En El Capital, Marx había profetizado que la creciente brecha entre capitalistas y trabajadores conduciría a la revolución proletaria. Hasta los años sesenta, el ascenso de la clase media había desmentido esta predicción. Lo preocupante hoy, sin embargo, es el desmoronamiento de la clase media, que de hecho constituye la columna vertebral económica de la producción en los países occidentales. La brecha entre el capital y el trabajo lleva al liberalismo contemporáneo a vanagloriarse de una riqueza ficticia, que no se corresponde con los bienes que realmente se producen. Y de este modo el mecanismo corre el riesgo de romperse. Para todos.
Para Marx, el capitalismo cavaría su propia tumba. Un mercado sin control y la brecha acentuada por un grupo (cada vez más) pequeño de muy ricos y un grupo (cada vez más) grande de empobrecidos llevarían al colapso del sistema. En un célebre pasaje de El Capital, el filósofo de Tréveris describía el fin de un régimen económico basado en la codicia del beneficio personal: «A medida que disminuye el número de los magnates del capital que usurpan y monopolizan todas las ventajas de este proceso de transformación, crece también el peso de la miseria, la opresión, el sometimiento, el embrutecimiento y la explotación. Pero también crece la intolerancia de una clase obrera en constante crecimiento, formada, unida y organizada por el mismo mecanismo del proceso de producción capitalista […]. Y esto se está rompiendo. Suena la última hora de la propiedad privada capitalista. Los expropiadores serán expropiados»[25].

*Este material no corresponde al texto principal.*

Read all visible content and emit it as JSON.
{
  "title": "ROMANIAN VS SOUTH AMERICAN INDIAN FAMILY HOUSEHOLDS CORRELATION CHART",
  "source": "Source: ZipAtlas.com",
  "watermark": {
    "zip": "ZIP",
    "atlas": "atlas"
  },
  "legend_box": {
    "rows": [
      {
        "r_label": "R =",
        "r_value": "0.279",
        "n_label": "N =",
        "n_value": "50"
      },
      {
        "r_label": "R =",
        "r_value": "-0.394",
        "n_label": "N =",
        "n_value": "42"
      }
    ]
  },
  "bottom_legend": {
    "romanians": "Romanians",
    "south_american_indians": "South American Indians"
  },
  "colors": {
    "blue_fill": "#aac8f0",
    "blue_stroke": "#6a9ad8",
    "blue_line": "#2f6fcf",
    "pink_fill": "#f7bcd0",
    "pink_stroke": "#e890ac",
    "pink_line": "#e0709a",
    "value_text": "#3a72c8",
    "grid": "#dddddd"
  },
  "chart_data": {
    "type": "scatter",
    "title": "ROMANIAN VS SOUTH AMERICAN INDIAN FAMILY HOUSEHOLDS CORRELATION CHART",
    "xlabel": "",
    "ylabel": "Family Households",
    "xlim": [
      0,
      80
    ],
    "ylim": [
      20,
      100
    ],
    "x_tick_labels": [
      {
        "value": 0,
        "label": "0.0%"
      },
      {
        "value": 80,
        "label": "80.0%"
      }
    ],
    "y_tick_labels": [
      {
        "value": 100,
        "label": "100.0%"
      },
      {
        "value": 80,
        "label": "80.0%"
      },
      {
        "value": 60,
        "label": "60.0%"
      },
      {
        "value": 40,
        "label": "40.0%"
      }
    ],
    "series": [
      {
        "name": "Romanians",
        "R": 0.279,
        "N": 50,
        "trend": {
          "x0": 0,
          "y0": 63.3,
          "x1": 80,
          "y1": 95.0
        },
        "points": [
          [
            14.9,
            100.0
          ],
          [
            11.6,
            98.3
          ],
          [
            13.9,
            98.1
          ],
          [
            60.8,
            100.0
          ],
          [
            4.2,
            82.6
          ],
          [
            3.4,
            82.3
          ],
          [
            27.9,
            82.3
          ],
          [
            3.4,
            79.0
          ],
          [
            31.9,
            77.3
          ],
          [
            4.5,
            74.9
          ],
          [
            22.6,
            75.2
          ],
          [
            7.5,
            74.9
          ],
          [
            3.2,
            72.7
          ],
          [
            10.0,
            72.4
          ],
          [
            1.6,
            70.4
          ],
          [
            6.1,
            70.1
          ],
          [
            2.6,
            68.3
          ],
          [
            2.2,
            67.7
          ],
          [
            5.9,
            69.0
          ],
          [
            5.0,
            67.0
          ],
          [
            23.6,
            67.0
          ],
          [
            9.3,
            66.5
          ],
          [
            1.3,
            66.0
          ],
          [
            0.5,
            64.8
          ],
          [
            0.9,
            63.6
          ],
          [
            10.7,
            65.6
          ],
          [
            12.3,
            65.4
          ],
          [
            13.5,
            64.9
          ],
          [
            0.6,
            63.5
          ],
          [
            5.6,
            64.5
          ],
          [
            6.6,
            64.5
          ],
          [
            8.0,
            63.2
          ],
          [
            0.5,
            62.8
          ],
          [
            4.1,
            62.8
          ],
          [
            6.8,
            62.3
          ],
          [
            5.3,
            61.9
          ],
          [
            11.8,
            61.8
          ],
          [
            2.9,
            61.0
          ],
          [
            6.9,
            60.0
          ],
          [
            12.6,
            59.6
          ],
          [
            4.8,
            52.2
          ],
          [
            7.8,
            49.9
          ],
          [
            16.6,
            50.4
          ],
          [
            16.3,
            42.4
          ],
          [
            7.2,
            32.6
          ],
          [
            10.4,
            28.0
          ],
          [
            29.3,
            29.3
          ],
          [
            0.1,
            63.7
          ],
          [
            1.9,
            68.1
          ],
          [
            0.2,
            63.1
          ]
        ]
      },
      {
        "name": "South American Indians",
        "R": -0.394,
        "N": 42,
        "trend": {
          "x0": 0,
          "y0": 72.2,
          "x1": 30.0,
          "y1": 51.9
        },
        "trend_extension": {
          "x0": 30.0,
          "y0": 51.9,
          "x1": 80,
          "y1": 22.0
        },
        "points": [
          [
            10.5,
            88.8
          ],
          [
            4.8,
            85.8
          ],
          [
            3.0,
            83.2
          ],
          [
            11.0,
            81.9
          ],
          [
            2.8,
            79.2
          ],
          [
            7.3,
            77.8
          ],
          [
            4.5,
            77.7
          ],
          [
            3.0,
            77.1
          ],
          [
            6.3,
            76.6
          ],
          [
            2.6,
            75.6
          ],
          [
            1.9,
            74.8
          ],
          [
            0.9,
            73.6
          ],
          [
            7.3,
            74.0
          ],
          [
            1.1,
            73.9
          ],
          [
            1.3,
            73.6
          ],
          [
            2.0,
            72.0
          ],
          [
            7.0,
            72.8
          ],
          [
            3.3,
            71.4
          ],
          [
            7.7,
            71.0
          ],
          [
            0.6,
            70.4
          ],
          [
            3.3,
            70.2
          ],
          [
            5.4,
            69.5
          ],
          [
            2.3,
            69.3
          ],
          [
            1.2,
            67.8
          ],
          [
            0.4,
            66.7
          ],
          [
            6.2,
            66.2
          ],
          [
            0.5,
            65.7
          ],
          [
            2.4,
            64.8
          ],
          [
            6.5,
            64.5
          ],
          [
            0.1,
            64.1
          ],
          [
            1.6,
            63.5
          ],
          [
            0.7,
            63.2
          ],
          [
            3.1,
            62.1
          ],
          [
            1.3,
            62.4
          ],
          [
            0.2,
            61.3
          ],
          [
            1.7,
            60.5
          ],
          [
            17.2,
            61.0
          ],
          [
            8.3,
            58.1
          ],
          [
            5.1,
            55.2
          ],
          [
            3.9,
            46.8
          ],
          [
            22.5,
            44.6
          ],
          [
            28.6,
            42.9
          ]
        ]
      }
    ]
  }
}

Para muchos economistas, esta descripción no parece tan distante de la situación actual. Stiglitz, tras mostrar cómo gran parte de la riqueza de Estados Unidos se concentra en manos del 1% de la población más rica, comentó: «Los miembros del 1% más rico tienen las casas más bonitas, la mejor educación, los mejores médicos y el estilo de vida más agradable, pero hay algo que el dinero no parece haber comprado: la comprensión de que su destino está ligado al del 99% restante. Como demuestra la historia, esto es algo que el 1% superior acaba comprendiendo. Sin embargo, a menudo lo aprenden demasiado tarde»[26].
Más allá de sus limitaciones y de las realizaciones políticas y económicas de su pensamiento, un mérito indiscutible de Marx fue lanzar un formidable grito de alarma a una sociedad que había hecho del dinero su dios. En segundo lugar, trató de dar voz a los que no la tenían (el proletariado) frente al rostro inhumano del capitalismo salvaje, vislumbrando un futuro imaginario[27]. En la conclusión del Manifiesto, señalaba que si el capitalismo no cuestiona sus propios supuestos, acaba convirtiéndose en su propio sepulturero[28]. A la luz de los análisis más recientes, se trata de una advertencia que no debe tomarse a la ligera.
En este sentido, su «espectro» reaparece con cada gran crisis económica.